The culture in Tupiza is rich and traditional, and yet it is dying. What I know of it is very little at this point, but I hope to learn about the Chichas culture and help the natives there preserve their traditions. I’m certain I will be learning more than I will be teaching.
My background is in theatre. I spent most of my early twenties rolling around on the floor wearing all black and making strange and guttural noises. So, to answer your question: Yes, the stereotypes are fairly accurate when it comes to theatre school.
I always found myself loving and hating it. It was freeing and creative, but I also found it hard to take it too seriously. Acting itself was never enough for me. Directing was more fulfilling because I was creating an entire piece, but more so I think I liked being a supporter and leader.

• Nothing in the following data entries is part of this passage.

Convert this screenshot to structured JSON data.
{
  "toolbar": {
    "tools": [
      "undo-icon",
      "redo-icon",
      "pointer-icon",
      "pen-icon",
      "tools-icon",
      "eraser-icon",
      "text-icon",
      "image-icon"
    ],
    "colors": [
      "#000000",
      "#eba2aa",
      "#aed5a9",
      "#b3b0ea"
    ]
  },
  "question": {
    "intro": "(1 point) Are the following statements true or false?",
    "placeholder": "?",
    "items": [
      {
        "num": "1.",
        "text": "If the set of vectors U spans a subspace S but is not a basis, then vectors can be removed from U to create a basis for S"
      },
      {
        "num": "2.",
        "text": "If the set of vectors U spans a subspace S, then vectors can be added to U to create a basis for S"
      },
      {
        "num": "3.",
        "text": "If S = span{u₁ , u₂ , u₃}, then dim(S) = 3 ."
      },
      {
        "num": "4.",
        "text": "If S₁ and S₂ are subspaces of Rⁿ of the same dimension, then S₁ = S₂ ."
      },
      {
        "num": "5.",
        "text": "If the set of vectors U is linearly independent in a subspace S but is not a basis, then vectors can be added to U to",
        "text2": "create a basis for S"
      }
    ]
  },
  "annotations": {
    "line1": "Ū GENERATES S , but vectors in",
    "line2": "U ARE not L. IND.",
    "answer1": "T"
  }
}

This, too, was not enough for me, and that’s when I finally went traveling.
Until now, all of these things have been compartmentalized. The opportunity came up for me to travel to Bolivia, as they were looking for someone to start a drama program in a school there. It was as though all the light bulbs suddenly got switched on. It was the perfect combination of everything I wanted to do, so I got on board.
The reality now, is that I have no idea what it’s going to be like, how I will fit in or if I can even do the job I’m meant to do. I immediately felt the pressure to know everything. I needed to learn Spanish, I needed to create a lesson plan and I needed to do it now.
As the time of my departure rapidly approaches, I have to remind myself that I am a supporter and a leader, but I am also a beginner. I will constantly need to remind myself of this over the next few months. What’s important to me is that I am always learning. At least when I’m terrified, I’m not bored.